An educational tour of the many medicinal plants that surround the resort is given by Pete, the Fijian Activities Director, who knows what every plant is good for ailments ranging from stomach problems to mosquito bites. Johnny Singh, the Fijian on-site, University degreed Marine Biologist, gives evening presentations on sea life, ecology, and the children’s favorite, sharks. He also takes guests snorkeling and SCUBA diving.
Guests can also take trips to a local rainforest and swim in the rushing waterfall. They can sail to a private island near the resort or to a Mangrove forest, and be driven to the town of Savusavu, where they can again sail out to the J.Hunter oyster beds, where they can see the Oyster chaplets, and understand how and where some of the most colorful pearls in world are created, and then return to buy some. (Photo courtesy of J. Hunter Pearls)
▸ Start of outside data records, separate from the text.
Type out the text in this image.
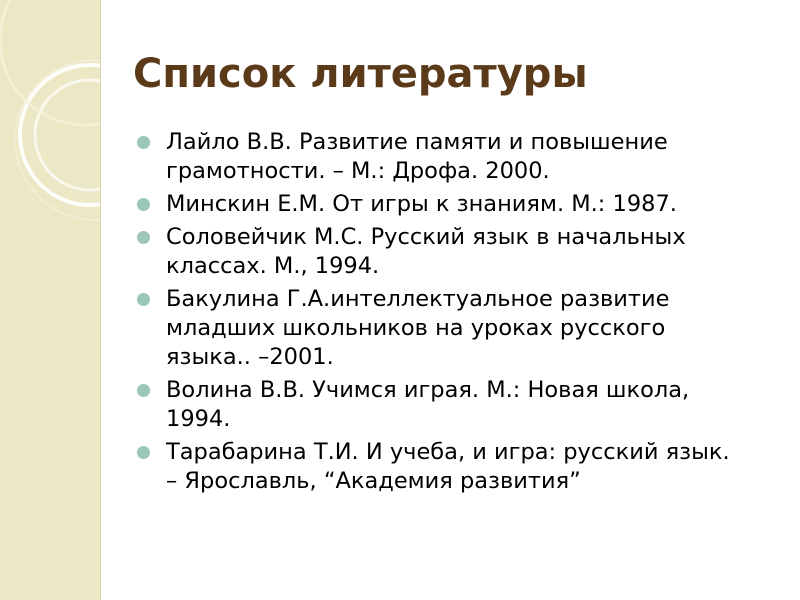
Список литературы
Лайло В.В. Развитие памяти и повышение
грамотности. – М.: Дрофа. 2000.
Минскин Е.М. От игры к знаниям. М.: 1987.
Соловейчик М.С. Русский язык в начальных
классах. М., 1994.
Бакулина Г.А.интеллектуальное развитие
младших школьников на уроках русского
языка.. –2001.
Волина В.В. Учимся играя. М.: Новая школа,
1994.
Тарабарина Т.И. И учеба, и игра: русский язык.
– Ярославль, “Академия развития”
With all that said, and with all the substantial sustainable/ocean education and Fijian culture DNA as the root system of this resort, the Cousteau resort is still in process of evolution. It was purchased in 2005 by the Canyon Equity Group, a highly specialized company whose few high end resorts reflect their vision of eco-sensitivity, and a view that the resort must have a relational, reflective and values organicity to the outside landscape. Their projects include Amangiri, at Canyon Point in Southern Utah, Amangani in Jackson, Wyoming, Dunton Hot Spings, near Cortez, Colorado, and others in Santa Fe, France and one in process in Costa Rica.
As regards the Cousteau Resort, the evolving, in-process part deals with their plans for the renovation of the Bures, with in-place pre-planning strategies for building new ones. “Many of these renovations are subtle, more infrastructure things,” said Mark Slimmer, the General Manager of the Cousteau Resort.
“For example, the lighting, some of the interior color design of the Bures, some of the wall décor. The Bures are beautiful as they are, but we feel we can further highlight the natural beauty of wood, stone, and glass. We do not have TVs or radios in the Bures, as all the guests hear now and will ever hear are sounds of nature: the waves, the wind, the rustle of the trees, the singing of the birds. That won’t change, but we may eventually build a few more Bures."
Eventually with the building of new Bures comes a less subtle, more substantial evolution: pre-planning processes are already in place for the building of whole ownership Bures, along with the possibility of fractionalizing a few in the coming years.
Note: I was fortunate enough to travel to the Fiji Islands from November 11-18 of this year. Air Pacific and the Cousteau Resort were sponsors and hosts. It would have been impossible in time and travel expense for me to cover this subject, with its many nuances, on my own. But rest assured my opinions, as usual, and in my typical determined first-born way, are always my own.